Ferdinand occupe la Navarre en 1485 et l’annexe en 1512, ne laissant à la famille d’Albret que la Basse-Navarre. Pour tenter d’unir le Portugal au reste de la Péninsule, les « Rois Catholiques » marient Isabelle avec Alphonse V de Portugal, puis avec Manuel Ier et Marie avec ce dernier après la mort de l’infante Isabelle. L’entreprise la plus importante est la guerre de Grenade, qui dure dix ans (1481-1492) et vise à libérer définitivement le pays de la domination musulmane. Les souverains se servent habilement des dissensions existant entre le sultan Muley-Hacén (Abū al-Ḥasan ‘Alī), son fils Boabdil (Abū ‘Abd Allāh) et son frère al Zagall (al-Zarhall). C’est à la suite de la tentative de recouvrement de l’impôt que les Maures ouvrent les hostilités par la prise de Zahara (1481), à laquelle les Castillans ripostent par la conquête d’Alhama (1482), clé des communications avec Málaga. Un an plus tard, Boabdil, proclamé roi avec l’aide des Abencérages (Banū Sirādj), est fait prisonnier à Lucena et est contraint à se reconnaître vassal de la Castille. Boabdil refusant de livrer Grenade, le siège est mis devant cette ville en 1491 et, le 2 janvier 1492, Isabelle et Ferdinand entrent à l’Alhambra.

Le royaume des « Rois Catholiques » s’étend même au-delà des mers, puisque c’est à cette époque que se poursuit la conquête des Canaries, entamée sous Henri III et concrétisée par la mainmise sur la Grande Canarie, Palma et Tenerife, et que c’est en 1492 que le Génois Christophe Colomb* découvre l’Amérique pour le compte de la Castille.

Dans le domaine intérieur, les mesures qui sont prises tendent à mettre fin aux désordres féodaux.

Les « Rois Catholiques » entreprennent la réforme des clergés séculier et régulier avec l’aide du cardinal Francisco Jiménez de Cisneros (1436-1517). Le choix des membres du clergé est minutieusement fait, et les souverains s’opposent à la nomination d’étrangers à des postes élevés. Afin de réaliser l’unité spirituelle, ils s’efforcent d’éviter toutes sortes de contamination par d’autres croyances religieuses en utilisant la seconde Inquisition, chargée de protéger l’Église catholique contre les hérésies. Le 31 mars 1492, un édit somme les Juifs de se faire baptiser ou de quitter l’Espagne dans un délai de quatre mois. On évalue à 35 000 ou à 36 000 le nombre de familles qui abandonnent alors le pays.

Les finances sont réorganisées, et l’administration de la Justice révisée. La législation du royaume est unifiée.

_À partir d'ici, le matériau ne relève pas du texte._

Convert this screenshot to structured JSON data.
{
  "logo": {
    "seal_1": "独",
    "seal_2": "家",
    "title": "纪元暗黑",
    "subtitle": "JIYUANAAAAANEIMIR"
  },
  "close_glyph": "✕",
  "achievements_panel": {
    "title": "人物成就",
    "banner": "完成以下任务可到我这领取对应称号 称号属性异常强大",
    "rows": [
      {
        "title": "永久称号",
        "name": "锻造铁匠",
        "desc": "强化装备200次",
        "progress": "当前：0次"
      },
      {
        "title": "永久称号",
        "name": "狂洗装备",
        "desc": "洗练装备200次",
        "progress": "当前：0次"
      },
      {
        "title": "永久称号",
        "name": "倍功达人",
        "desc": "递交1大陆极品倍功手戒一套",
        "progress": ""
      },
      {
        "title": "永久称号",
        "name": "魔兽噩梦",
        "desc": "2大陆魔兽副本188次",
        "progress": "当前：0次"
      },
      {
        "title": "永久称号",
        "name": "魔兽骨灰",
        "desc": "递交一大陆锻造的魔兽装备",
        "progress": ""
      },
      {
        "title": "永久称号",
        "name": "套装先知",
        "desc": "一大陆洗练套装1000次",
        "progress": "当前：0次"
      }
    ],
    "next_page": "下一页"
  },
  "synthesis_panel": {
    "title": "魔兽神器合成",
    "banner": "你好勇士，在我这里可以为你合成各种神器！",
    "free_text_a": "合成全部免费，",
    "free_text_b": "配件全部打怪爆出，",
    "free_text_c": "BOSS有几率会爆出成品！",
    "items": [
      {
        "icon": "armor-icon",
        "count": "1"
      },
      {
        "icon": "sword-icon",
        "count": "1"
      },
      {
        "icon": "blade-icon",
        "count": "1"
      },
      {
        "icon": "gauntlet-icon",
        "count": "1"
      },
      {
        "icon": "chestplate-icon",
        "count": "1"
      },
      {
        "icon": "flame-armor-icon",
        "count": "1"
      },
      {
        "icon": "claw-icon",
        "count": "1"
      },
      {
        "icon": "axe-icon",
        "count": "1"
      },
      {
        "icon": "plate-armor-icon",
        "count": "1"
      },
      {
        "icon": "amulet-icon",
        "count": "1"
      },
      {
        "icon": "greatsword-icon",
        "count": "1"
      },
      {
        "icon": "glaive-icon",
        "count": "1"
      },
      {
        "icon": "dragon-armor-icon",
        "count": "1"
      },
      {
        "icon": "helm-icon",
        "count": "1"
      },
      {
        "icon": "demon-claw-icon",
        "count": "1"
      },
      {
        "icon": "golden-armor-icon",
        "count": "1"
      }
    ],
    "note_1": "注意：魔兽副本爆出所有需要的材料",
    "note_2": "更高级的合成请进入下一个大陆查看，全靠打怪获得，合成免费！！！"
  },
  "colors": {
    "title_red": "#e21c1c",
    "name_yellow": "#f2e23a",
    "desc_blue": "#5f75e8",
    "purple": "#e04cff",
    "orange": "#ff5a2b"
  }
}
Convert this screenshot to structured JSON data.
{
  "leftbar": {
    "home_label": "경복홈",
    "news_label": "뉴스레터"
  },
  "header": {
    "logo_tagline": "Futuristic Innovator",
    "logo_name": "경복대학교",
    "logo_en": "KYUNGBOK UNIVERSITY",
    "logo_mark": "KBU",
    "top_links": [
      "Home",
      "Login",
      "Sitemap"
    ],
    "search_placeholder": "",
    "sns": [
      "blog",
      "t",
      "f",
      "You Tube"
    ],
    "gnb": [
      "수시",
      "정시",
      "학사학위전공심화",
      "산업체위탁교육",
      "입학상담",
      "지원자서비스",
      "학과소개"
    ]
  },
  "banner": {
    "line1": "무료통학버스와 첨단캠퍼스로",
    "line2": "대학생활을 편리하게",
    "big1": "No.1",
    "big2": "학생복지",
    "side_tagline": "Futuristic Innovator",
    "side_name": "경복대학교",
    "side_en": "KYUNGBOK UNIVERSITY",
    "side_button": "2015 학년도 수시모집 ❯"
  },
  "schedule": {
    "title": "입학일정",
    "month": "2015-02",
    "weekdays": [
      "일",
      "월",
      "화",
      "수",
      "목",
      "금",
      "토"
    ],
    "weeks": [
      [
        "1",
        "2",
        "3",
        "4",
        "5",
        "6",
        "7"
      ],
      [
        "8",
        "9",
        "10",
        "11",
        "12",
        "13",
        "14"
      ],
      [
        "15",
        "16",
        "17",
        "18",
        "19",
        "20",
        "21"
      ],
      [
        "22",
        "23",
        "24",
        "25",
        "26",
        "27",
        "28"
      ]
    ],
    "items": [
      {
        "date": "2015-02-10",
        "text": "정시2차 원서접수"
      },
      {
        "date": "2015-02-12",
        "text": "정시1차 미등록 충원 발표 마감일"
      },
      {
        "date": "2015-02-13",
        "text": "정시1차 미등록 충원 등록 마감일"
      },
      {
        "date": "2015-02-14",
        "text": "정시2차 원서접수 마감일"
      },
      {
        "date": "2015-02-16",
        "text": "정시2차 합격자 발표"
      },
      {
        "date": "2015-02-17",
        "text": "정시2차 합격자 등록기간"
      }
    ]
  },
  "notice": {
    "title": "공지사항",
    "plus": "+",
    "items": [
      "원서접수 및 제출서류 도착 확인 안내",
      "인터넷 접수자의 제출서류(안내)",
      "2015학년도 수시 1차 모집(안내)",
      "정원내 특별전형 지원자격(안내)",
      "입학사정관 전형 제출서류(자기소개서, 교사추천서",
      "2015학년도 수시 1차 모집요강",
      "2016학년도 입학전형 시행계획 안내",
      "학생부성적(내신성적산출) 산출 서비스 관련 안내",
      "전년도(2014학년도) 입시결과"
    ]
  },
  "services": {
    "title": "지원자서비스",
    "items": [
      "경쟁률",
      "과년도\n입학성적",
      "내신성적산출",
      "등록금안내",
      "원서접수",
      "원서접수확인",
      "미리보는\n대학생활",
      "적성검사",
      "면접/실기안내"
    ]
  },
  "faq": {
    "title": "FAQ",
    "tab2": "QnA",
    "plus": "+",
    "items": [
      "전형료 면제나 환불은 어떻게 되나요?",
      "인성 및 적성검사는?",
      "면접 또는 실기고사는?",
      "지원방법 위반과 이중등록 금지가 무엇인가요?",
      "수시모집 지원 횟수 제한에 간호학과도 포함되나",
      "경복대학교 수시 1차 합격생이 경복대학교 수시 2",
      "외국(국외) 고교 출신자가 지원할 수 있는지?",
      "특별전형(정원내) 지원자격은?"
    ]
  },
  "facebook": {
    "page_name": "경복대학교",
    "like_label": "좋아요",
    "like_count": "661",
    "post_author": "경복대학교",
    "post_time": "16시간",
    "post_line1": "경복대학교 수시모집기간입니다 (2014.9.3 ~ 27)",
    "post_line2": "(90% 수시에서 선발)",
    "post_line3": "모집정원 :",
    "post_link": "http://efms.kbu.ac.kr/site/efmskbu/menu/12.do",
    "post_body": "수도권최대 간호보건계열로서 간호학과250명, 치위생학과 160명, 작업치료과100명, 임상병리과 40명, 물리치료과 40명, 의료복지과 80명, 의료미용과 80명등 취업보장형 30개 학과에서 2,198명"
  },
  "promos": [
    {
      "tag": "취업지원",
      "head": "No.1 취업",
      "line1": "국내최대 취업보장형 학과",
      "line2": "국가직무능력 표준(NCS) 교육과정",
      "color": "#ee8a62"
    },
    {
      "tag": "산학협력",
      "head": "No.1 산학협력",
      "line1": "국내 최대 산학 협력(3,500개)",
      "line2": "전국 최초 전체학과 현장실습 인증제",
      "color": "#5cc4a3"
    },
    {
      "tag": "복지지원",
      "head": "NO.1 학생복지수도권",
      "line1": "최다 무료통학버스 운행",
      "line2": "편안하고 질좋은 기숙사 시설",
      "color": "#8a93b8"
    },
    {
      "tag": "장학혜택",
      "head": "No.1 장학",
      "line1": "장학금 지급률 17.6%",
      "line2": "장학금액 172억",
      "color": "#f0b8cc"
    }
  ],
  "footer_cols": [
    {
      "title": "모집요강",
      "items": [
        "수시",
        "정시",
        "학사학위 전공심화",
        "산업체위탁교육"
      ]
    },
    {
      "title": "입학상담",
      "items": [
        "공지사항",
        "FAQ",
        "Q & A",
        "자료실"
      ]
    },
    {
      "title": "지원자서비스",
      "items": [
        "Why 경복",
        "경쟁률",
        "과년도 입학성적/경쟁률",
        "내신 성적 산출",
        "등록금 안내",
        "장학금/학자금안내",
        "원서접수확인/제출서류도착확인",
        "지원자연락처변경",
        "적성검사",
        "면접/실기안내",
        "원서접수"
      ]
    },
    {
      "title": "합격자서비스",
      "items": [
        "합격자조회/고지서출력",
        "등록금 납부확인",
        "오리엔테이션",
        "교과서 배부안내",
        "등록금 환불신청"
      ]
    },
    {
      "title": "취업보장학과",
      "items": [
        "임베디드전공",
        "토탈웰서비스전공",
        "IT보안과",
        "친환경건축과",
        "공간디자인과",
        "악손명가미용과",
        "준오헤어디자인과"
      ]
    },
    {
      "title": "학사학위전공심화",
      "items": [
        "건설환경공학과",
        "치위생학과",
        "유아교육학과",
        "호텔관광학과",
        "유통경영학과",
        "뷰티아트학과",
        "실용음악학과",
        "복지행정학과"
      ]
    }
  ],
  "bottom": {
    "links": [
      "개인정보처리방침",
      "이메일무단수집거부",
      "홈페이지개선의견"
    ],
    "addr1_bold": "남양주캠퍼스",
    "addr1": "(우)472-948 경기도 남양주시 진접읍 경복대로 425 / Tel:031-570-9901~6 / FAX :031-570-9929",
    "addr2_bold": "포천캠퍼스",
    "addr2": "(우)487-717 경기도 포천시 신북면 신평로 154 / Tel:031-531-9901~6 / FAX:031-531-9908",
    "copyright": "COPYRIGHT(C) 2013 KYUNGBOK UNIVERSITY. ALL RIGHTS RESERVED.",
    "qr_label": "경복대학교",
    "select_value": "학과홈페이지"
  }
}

Les guerres, l’émigration en Amérique, le désir d’aventures et l’attrait qu’exerce l’Église provoquent une certaine désaffection des Espagnols pour l’agriculture. Les souverains favorisent la Mesta — puissante association de producteurs de laine qui est née en 1273 et qui ne disparaîtra qu’en 1836 —, en lui permettant de faire transhumer ses troupeaux sur les terres cultivées, ce qui est préjudiciable aux agriculteurs.

La marine est déjà l’un des atouts de la maison castillane, et elle se développera encore davantage sous Charles Quint et au début du règne de Philippe II.

Isabelle, qui n’a pas uni véritablement la Castille à l’Aragon, que détient son mari, lègue ses possessions à sa fille Jeanne la Folle (1498-1516). Mais, à la mort de Ferdinand, Charles Quint dépossède sa mère (1516) et constitue ainsi définitivement le royaume d’Espagne. Désormais, la Castille va donc suivre le destin historique de la nation tout entière.